From the number of interference fringes in the central maximum when we use 430 nm light we determine the width of the central maximum. First note that the maximum order of the interference peak to fit in the half-width of the central max will obey

\begin{equation*} a\:\sin\:\theta_{1/2} = \left( \dfrac{m_{\text{max}}-1}{2}\right)\:\lambda, \end{equation*}

where \(\theta_{1/2}\) is the half-width of the central max of diffraction. Therefore,

\begin{equation*} \theta_{1/2} = \sin^{-1}\left( \dfrac{5\times 0.430\:\mu\text{m}}{ 5.0\:\mu\text{m}} \right) = 25.5^{\circ}. \end{equation*}

This gives us the condition of minimum for \(m^\prime=1\) diffraction minimum when we use 430 nm light.

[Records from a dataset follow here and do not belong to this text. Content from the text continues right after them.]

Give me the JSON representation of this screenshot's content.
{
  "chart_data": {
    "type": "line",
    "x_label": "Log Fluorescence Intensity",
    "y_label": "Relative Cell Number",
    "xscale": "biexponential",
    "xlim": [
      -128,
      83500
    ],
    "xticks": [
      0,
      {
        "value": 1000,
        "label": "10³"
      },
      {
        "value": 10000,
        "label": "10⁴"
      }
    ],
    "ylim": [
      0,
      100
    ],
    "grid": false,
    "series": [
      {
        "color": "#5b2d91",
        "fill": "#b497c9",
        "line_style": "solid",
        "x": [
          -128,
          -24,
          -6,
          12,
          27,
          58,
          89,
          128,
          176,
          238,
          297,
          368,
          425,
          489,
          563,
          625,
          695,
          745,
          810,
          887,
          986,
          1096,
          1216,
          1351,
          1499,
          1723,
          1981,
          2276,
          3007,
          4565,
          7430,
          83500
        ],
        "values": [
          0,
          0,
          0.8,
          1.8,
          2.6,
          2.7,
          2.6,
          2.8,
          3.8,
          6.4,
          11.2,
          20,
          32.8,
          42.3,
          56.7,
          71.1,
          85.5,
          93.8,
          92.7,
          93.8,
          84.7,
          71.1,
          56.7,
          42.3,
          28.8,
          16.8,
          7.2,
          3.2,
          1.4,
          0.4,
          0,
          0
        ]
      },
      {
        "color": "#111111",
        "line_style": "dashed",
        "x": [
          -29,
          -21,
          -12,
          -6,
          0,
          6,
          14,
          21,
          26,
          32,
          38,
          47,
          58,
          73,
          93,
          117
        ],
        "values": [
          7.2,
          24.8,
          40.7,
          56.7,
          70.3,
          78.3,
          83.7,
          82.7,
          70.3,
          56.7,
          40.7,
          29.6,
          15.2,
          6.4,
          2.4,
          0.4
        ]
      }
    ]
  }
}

\begin{equation*} b\:\sin\theta_{1/2} = \lambda,\ \ \Longrightarrow\ \ b = \dfrac{0.430\:\mu\text{m}}{\sin\:25.5^{\circ}} = 1.0\:\mu\text{m}. \end{equation*}

Thus, by using the data of 430 nm light we have found the width of the slits. Now, we apply these to the red light. For the red light the central maximum half-width will be different.

\begin{equation*} \theta_{1/2}(\text{red}) = \sin^{-1}\left( \dfrac{\lambda}{ b} \right) = \sin^{-1}\left( \dfrac{ 0.6328\:\mu\text{m}}{1.0\:\mu\text{m}} \right) = 39^{\circ}. \end{equation*}

This gives

\begin{equation*} m_{\text{max}}(\text{red}) = \text{integer part of } \left[ \dfrac{a\:\sin\:39^{\circ}}{\lambda}\right] = 4. \end{equation*}

Therefore, there will be 9 fringes in the central max for the light of wavelength 632.8 nm.